I think your loop was overly complicated. Also, trying to produce the final count while still doing your first pass over the array of words is bound to fail because you can't test for uniqueness until you have checked each word in the array.

我认为你的循环过于复杂。此外,在第一次遍历单词数组的同时尝试生成最终计数肯定会失败,因为在检查数组中的每个单词之前,您无法测试唯一性。

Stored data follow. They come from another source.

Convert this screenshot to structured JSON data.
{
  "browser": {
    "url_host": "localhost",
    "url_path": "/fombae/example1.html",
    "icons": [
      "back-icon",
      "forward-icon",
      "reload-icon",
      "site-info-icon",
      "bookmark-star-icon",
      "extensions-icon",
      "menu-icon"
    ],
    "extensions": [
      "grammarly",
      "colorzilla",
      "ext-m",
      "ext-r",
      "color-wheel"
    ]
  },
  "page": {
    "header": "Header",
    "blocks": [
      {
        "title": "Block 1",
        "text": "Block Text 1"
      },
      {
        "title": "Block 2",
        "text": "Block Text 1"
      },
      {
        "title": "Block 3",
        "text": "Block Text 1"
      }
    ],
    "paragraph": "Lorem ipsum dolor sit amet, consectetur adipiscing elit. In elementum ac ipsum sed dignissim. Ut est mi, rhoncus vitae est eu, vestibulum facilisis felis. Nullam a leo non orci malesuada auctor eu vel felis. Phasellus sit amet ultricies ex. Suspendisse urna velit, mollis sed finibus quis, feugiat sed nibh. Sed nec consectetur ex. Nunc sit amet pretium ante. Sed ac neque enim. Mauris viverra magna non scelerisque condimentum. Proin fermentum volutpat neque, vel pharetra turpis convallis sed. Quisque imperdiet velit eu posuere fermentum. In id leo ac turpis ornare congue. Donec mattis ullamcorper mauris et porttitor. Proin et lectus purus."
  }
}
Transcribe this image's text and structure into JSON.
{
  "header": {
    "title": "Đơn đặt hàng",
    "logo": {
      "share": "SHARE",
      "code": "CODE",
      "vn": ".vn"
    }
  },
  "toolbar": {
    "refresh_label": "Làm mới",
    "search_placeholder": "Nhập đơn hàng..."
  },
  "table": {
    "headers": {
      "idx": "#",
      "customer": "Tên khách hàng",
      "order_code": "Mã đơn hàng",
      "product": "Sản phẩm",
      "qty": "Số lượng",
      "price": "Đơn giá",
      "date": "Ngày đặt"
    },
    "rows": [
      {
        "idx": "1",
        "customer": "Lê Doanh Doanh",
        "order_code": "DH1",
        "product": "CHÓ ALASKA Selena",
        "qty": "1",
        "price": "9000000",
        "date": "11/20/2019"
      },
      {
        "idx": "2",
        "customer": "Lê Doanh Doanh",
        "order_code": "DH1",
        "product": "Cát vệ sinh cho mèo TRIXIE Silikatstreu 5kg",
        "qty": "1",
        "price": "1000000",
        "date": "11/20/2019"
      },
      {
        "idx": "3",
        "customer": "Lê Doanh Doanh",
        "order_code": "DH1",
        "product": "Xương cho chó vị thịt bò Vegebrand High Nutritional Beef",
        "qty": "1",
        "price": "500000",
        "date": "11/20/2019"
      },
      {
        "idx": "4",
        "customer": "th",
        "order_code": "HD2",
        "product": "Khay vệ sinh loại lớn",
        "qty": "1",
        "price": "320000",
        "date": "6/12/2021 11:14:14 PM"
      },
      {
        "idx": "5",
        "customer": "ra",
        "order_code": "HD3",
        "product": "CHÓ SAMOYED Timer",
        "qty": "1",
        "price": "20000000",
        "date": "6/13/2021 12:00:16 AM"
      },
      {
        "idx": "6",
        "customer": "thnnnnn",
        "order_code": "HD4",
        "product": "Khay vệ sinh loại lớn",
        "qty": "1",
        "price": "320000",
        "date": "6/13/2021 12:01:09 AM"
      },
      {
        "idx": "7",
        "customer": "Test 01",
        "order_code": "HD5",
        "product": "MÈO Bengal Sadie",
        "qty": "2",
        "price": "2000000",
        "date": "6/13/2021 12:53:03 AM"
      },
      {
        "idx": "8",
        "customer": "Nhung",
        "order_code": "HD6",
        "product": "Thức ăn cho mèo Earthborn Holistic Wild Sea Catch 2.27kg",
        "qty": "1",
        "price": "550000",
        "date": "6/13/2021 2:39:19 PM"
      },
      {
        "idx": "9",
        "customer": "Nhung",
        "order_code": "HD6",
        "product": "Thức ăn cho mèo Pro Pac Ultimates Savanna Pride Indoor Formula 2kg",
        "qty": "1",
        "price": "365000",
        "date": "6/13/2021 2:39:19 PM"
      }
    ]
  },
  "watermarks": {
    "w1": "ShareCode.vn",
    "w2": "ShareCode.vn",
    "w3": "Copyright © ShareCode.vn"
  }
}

Instead of all your counters, I've used a Javascript object to work as an associative array, so we can store each unique word, and the count of how many times it occurs.

我没有使用所有的计数器,而是使用了一个 Javascript 对象作为关联数组,这样我们就可以存储每个唯一的单词,以及它出现的次数。

Then, once we exit the loop, we can see the final result.

然后,一旦我们退出循环,我们就可以看到最终结果。

Also, this solution uses no regex ;)

此外,此解决方案不使用正则表达式;)

I'll also add that it's very hard to count words just based on spaces. In this code, "one, two, one" will results in "one," and "one" as being different, unique words.

我还要补充一点,仅根据空格来计算单词是非常困难的。在此代码中,“一、二、一”将导致“一”和“一”成为不同的唯一词。

回答by Anurag Peshne

While both of the answers here are correct maybe are better but none of them address OP's question (what is wrong with the his code).

虽然这里的两个答案都是正确的,但也许更好,但它们都没有解决 OP 的问题(他的代码有什么问题)。

The problem with OP's code is here:

OP 代码的问题在这里:

if(f==0){
    count[i]=1;
    uniqueWords[i]=words[i];
}

On every new word (unique word) the code adds it to uniqueWordsat index at which the word was in words. Hence there are gaps in uniqueWordsarray. This is the reason for some undefinedvalues.

在每个新词(唯一词)上,代码将其添加到uniqueWords该词所在的索引处words。因此uniqueWords数组中存在间隙。这是某些undefined值的原因。

Try printing uniqueWords. It should give something like:

尝试打印uniqueWords。它应该给出类似的东西:

["this", "is", "anil", 4: "kum", 5: "the"]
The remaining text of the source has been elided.